Так, не без пользы проведя время, Гриша решил-таки попробовать освободиться. Как ни странно, это оказалось гораздо менее трудно, чем представлялось сначала. Достаточно было просто двигаться – спокойно и терпеливо ерзать, шевеля конечностями, веревка постепенно ослабевала, и прошло не больше получаса, как Гриша был свободен и мог с облегчением растереть побелевшие и побагровевшие члены.
Радость свободы переполняла его.
Единственное, что омрачало радость, – то, что он не знает, кто же это так позабавился с ним. А Грише хотелось знать. Даже просто из любопытства. Он почему-то не сомневался, что шутники непременно вскоре снова появятся. Надо сказать, что к этому вполне закономерному любопытству примешивалось и другое, отчасти тщеславное: Грише хотелось увидеть их лица, их разочарование, когда они не обнаружат узника.
Нужно было где-то спрятаться, затаиться до их возвращения. Гриша обвел глазами запустелое, загаженное голубиным пометом пространство бывшего храма, обошел вокруг, заглядывая в наиболее укромные уголки, пока не остановил свой выбор на одном, как ему показалось, наиболее скрытом закутке – как раз недалеко от того места, где он был привязан. Он втиснулся туда и вдруг увидел – на выступе в метре выше его головы стояли три иконки, самые настоящие, посередине – с изображенной на ней Богородицей, прижимающей к себе младенца Иисуса, а прямо перед ней толстая полуоплывшая свеча. Прекрасный лик Девы Марии как бы светился в сумраке и казался еще тоньше и одухотворенней. Кто-то, видимо, приходил сюда молиться, в эту заброшенную церковь, даже свечи зажигал. Тайной повеяло на Гришу.
Он присел на корточки.
Ждать Грише пришлось совсем недолго.
Хрупнуло под чьими-то осторожными шагами, зашумел, покатившись камушек. Гриша замер.
Из пролома в стене вылезли Роберт и Билл, он же Дима Васильев.
Билл недоуменно озирался.
– Надо же, сбежал-таки, – с сожалением промолвил он. – Так я и чувствовал. Нация такая – всегда выходит сухой из воды. А ведь мертвый узел вязал.
– Да ну, брось, – пренебрежительно бросил Роберт. – Если по-настоящему вязать, то не так. Тогда бы не убежал…

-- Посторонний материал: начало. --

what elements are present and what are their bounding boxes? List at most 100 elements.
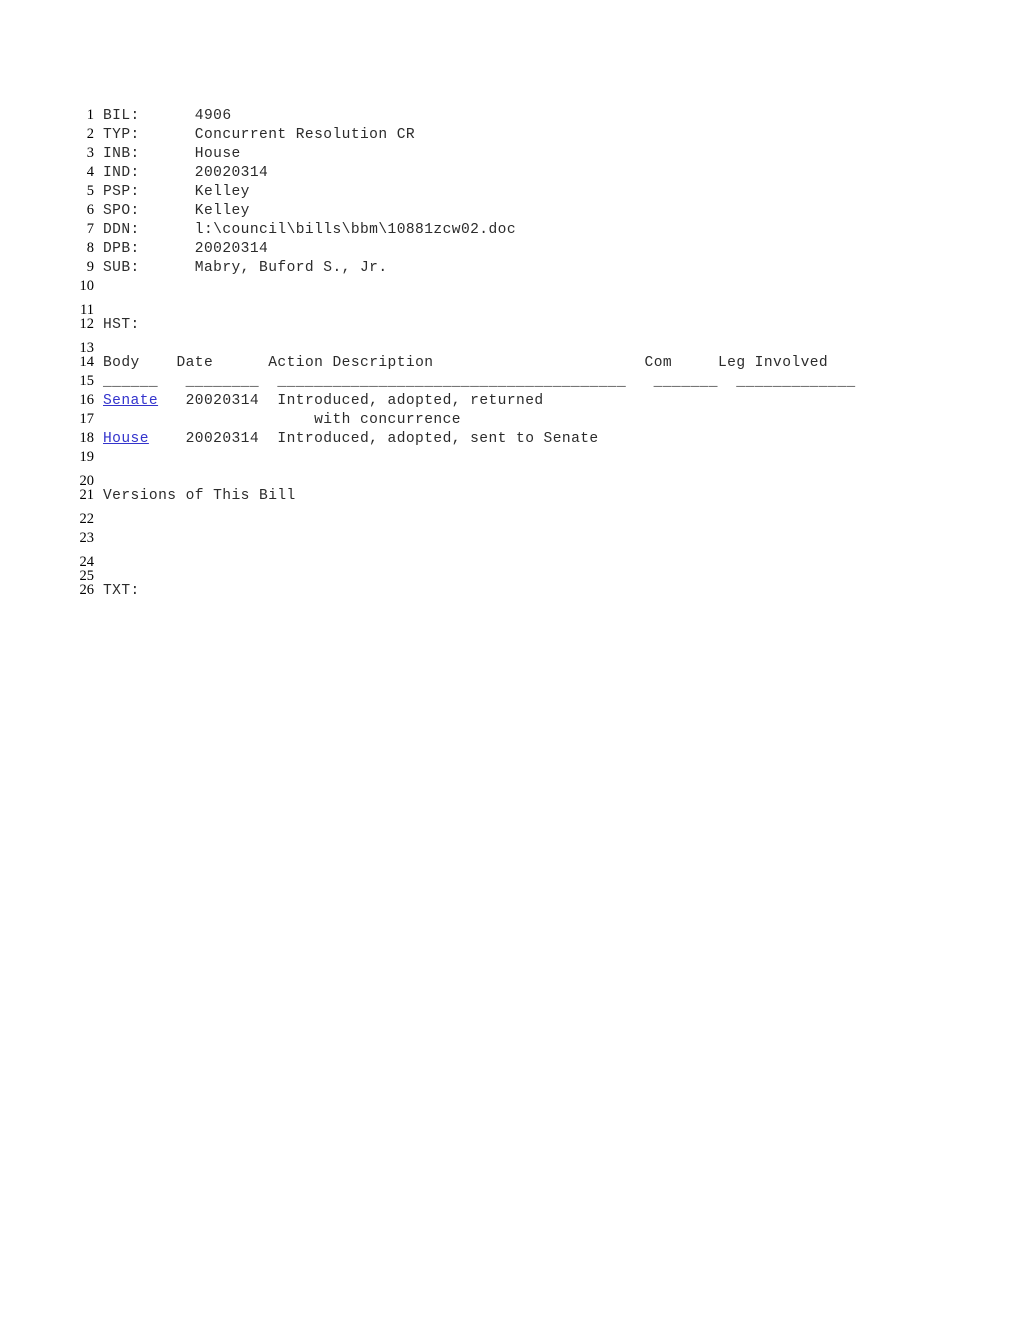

– А может, кто развязал его, откуда ты знаешь?
Роберт пожал плечами.
– Детский сад, – вдруг буркнул он.
– Почему? – возразил Васильев. – Все было как в лучших домах, наверняка еврей в штаны наложил.
Роберт скривился:
– Слушай, чего ты заладил: еврей, еврей… Ты-то кто, русский, что ли?

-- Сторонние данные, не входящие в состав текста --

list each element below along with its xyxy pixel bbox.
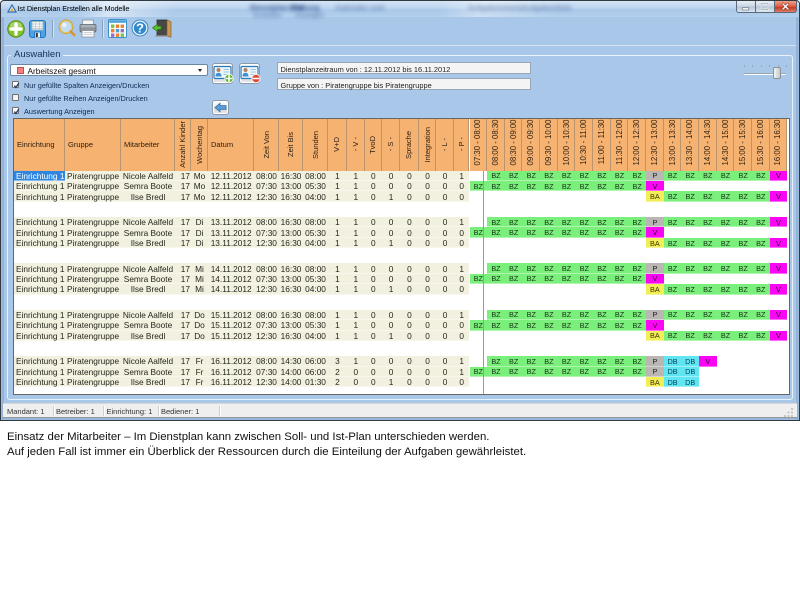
svg-text:?: ? xyxy=(136,21,144,36)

– А кто же? – оторопел от неожиданности Билл.
– Да какой ты русский? – серьезно сказал Роберт. – Посмотри на свою лысую башку в зеркало – в тебе как минимум пятьдесят процентов татарской крови, не говоря о прочем.
– Ты… ты… не надо! – Васильев от возмущения задохнулся.
– А чего не надо? – Роберт усмехнулся. – Чего не надо? Что в тебе такого уж русского, кроме языка, так Добнер им получше тебя владеет. Даже стихи пишет.
– Ну и что? Все равно ведь жид…
– Да чем он хуже тебя, не пойму… – не сдавался Роберт.
– Хуже не хуже, а другой.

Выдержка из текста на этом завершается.